Bir gün içinde olanlar
Bizler “ateşkes devreye girdi” lafları arasında, “yahu 12 Ocak değil mi?” şaşkınlığıyla dolaşırken, bir gün içinde, Suriye ordusu Maaret el-Numan, El-Dena, Tel Menes, Han el-Sebil, Cebel el-Erba’yı (Türkçe yazılışlarda yanlışlar olabilir) ve kırsal alanda başka birçok yeri bombaladı, İdlib şehrinin 8-9 kilometre kuzeydoğusundaki Biniş’de yerleşim yerlerini hedef alan hava bombardımanlarında pazar yerindeki yedi kişi öldü, top ateşine tutulan birçok yerdeki ölü sayıları bu yazı yazılırken henüz bilinmiyordu, Lazkiye kuzeyinde cihatçılar Suriye askerlerinin çadırını güdümlü roketle vurdu, orada da askerler öldü, yine sayılarını henüz bilmiyoruz, Andan’daki TSK gözlem noktası ile muhtemelen İranlı milisler arasında karşılıklı top atışları yapıldı, bir asker yaralandı, oranın 6-7 kilometre güneyinde topçu ateşiyle ölenler var, Hürriyet’e göre toplam 17 ölü, böyle gidiyor… Anadolu Ajansı, “sert mesaj”larla meseleyi halledeceği izlenimi yaratmaya çalışanların hayal kırıklığını şöyle ifade etti: “Esed rejimi, Rusya’nın İdlib’de ateşkes ilan edildiğini öne sürmesine rağmen, saldırılarına devam ediyor” (vurgu benim -ük). Varlığı şüpheli ateşkesin kalıcı olması gerektiğine dair geniş bir edebiyat oluşmakta, oysa. Kan dökülmese, eğlenceli bile bulunabilirdi…

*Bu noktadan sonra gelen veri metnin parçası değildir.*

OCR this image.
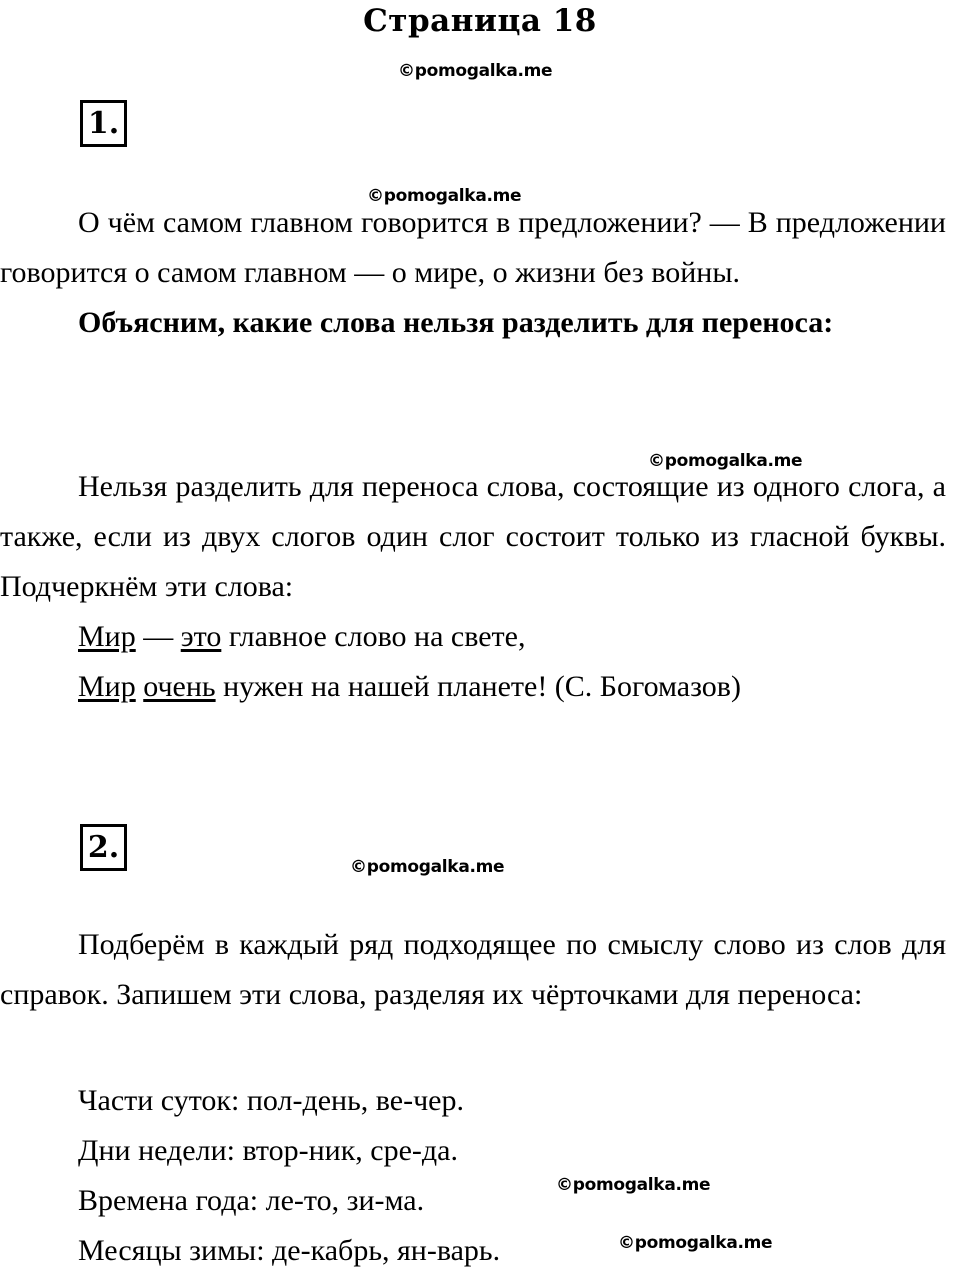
Страница 18
©pomogalka.me
©pomogalka.me
©pomogalka.me
©pomogalka.me
©pomogalka.me
©pomogalka.me
1.

О чём самом главном говорится в предложении? — В предложении говорится о самом главном — о мире, о жизни без войны.

Объясним, какие слова нельзя разделить для переноса:

Нельзя разделить для переноса слова, состоящие из одного слога, а также, если из двух слогов один слог состоит только из гласной буквы. Подчеркнём эти слова:

Мир — это главное слово на свете,

Мир очень нужен на нашей планете! (С. Богомазов)

2.

Подберём в каждый ряд подходящее по смыслу слово из слов для справок. Запишем эти слова, разделяя их чёрточками для переноса:

Части суток: пол-день, ве-чер.

Дни недели: втор-ник, сре-да.

Времена года: ле-то, зи-ма.

Месяцы зимы: де-кабрь, ян-варь.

İdlib’de ne çapta ve nasıl bir felaketin olacağını ve kabağın kimlerin başına patlayacağını birçok insan, ilk Soçi mutabakatından beri öngörüyor, yazıp çiziyoruz. Başlangıçta daha çok sorular soruyorduk, “Peki ama nasıl olacak?..” mealinde. Artık anladık ki, onu hesaba katmazsa başı büyük belaya girecek olan Ankara’da kaçınılmaz sonu hesaba katan yokmuş. Buna karşılık, anlaşmanın öbür tarafları için o “kaçınılmaz son”, felaket değil. Aksine, öngörülen durum. İdlib’deki anlaşmanın Rusya açısından içeriğinin “bu cihatçılarını buradan al, yoksa hepsini imha edeceğim” olduğunu idrak etmemek mümkün müydü?
Olayların başka yere varması ancak tek şekilde mümkün hale gelebilirdi: Ankara’nın yönettiği silahlı cihatçılar koalisyonunun Suriye ordusunu yenmesiyle!? Moskova’nın buna izin vereceği, katlanacağı, “e, n’apalım, adam kazandı” deyip kenara çekileceği ya da “sert mesaj” yoluyla buna mecbur bırakılabileceği varsayılmış olabilir mi? Öyle bir haldeyiz ki, “yok artık!” bile denemiyor…
Dış politika diye ayrı bir başlığın kalmadığını, bizi yönetenlerin zihninde içerideki iktidar (“bekâ”) hesaplarıyla dışarıda girişilen türlü maceraların içiçe geçtiğini yazıp çiziyoruz. Şimdi İdlib’le 130 kilometrelik sınırda yaşanacaklar ve sonrası, sahiden büyük çaplı bir insânî felaket niteliğiyle, gelip dayandı. İdlib de hiçbir zaman olmadığı kadar iç mesele haline geliyor. Daha sonra bunu Afrin, El-Bab, Cerablus vs. izleyecek.